È solo dopo tre o quattro assaggi che uno dei colleghi in giuria, il più esperto di gare culinarie tra noi, mi svela il suo segreto. «Io scrivo tutti i voti su un foglio a parte, compilo la scheda di valutazione solo alla fine della gara. Questo perché non si sa mai… prima della fine degli assaggi può succedere di tutto». Un bel consiglio, ne farò tesoro alla prossima occasione. Non so se la mia tecnica è efficace, ma ho scelto di tenere il primo giudizio assegnato come termine di paragone, scrivendo una cifra più alta per chi mi è piaciuto di più del concorrente 1, e una cifra più bassa a chi mi ha convinto di meno.

«Ma hai mangiato 10 panini?» mi hanno chiesto più volte. Sì e no. Ho assaggiato dieci proposte diverse. Ogni porzione però, come detto, era divisa per i quattro giudici. E per ogni proposta ho fatto solo uno o due morsi, assaggiando anche gli elementi singolarmente. Questo era sufficiente a dare la mia valutazione. Ma ammetto: la gola ha avuto la meglio e, con i piatti più gustosi, non sono riuscita a trattenermi… li ho finiti!

Concluso il decimo e ultimo assaggio della giornata, è il momento di “fare i conti”. Ci viene chiesto di sommare il punteggio dei primi due voti, gusto e presentazione. Punteggio massimo 120. Questo è il voto che ci permetterà di decretare il vincitore della gara. Solo in caso di parità dovremo tenere in considerazione le altre tre voci della scheda. Se non ci avete capito niente, tranquilli… non l’ho capita nemmeno io. Contare i punti in effetti si rivela abbastanza complicato, ma dopo alcuni minuti e con il supporto degli organizzatori, ci siamo. Abbiamo un vincitore quasi all’unanimità.

Quasi, perché la sottoscritta Bastian Contrario è l’unica ad avere una classifica diversa dagli altri. Il primo posto degli altri giudici è al secondo posto nella mia classifica personale (anche se di pochi punti). Ovviamente sono d’accordo sulla scelta dei colleghi: ad aggiudicarsi la finale europea di settembre è Van Ver Burger con le sue specialità 100% plant based e vegane. Non solo il gusto e la creatività delle ricette: a convincerci la scelta dei due proprietari di proporre su strada la cucina vegana, che per molti è ancora un tabù (se lo è anche per voi, vi invito a leggere il mio articolo sul tema del veganesimo).

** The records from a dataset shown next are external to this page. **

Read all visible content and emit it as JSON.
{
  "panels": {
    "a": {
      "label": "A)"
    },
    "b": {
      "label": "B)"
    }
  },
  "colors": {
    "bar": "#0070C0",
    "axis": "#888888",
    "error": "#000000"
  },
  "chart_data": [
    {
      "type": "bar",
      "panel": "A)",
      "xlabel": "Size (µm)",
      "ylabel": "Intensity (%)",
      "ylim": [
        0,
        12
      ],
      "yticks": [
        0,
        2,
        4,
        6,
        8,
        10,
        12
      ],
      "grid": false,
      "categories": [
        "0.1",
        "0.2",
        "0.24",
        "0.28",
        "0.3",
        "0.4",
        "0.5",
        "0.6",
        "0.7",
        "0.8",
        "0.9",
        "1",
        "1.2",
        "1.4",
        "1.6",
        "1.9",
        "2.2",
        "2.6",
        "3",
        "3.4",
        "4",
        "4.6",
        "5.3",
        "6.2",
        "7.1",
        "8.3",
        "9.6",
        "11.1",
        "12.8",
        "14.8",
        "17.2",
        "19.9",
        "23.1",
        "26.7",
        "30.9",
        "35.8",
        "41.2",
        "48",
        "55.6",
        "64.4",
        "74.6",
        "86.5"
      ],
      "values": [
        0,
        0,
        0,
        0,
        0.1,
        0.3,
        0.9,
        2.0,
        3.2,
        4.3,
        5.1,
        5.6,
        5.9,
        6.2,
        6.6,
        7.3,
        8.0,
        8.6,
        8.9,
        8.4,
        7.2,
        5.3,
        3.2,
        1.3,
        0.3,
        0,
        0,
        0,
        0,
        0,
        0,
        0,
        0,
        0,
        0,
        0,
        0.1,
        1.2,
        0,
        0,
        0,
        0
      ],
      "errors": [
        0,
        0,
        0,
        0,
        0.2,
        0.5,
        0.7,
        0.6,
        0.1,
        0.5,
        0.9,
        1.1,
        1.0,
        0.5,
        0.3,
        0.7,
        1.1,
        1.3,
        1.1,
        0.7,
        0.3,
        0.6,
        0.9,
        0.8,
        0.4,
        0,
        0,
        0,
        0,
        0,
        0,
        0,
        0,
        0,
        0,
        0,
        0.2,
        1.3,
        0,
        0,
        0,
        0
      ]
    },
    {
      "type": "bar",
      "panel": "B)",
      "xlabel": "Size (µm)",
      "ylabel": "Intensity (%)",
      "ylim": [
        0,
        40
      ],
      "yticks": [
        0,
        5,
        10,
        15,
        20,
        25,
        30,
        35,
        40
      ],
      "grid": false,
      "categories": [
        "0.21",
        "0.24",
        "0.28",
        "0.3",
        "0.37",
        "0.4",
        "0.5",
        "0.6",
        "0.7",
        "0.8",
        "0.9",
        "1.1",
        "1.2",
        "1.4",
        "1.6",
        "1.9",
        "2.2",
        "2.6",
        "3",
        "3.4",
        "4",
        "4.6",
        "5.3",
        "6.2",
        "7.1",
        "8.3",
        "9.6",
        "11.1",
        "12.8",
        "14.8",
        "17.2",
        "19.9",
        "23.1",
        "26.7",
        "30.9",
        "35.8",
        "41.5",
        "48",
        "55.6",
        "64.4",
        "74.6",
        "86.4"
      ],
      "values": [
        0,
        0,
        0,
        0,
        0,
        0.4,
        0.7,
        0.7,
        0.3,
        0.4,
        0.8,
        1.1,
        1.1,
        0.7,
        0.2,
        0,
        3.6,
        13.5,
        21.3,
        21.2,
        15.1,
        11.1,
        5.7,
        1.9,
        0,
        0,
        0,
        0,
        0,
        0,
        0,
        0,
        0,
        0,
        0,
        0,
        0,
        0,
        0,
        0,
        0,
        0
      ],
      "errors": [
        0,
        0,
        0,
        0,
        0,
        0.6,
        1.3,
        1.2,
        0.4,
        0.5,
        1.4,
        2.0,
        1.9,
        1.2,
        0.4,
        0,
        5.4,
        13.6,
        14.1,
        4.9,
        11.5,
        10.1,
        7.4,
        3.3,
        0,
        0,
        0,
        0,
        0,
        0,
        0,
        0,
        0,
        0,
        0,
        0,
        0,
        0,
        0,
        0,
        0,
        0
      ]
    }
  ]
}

Alla fine, decretare la classifica finale è stato molto semplice. È stato sorprendente vedere come un assessore al turismo, un imprenditore della ristorazione, uno chef e presentatore tv e la sottoscritta – che si occupa di comunicazione e informazione enogastronomica – siano stati così allineati nel dare i voti ai partecipanti. Questo può voler dire solo una cosa: siamo stati davvero dei giudici imparziali!

Se siete arrivati fino a qui è perché morite dalla voglia di sapere come ci si sente quando si è chiamati a mangiare diverse prelibatezze e a dare il proprio giudizio. E ve lo voglio dire: ci si sente sazi.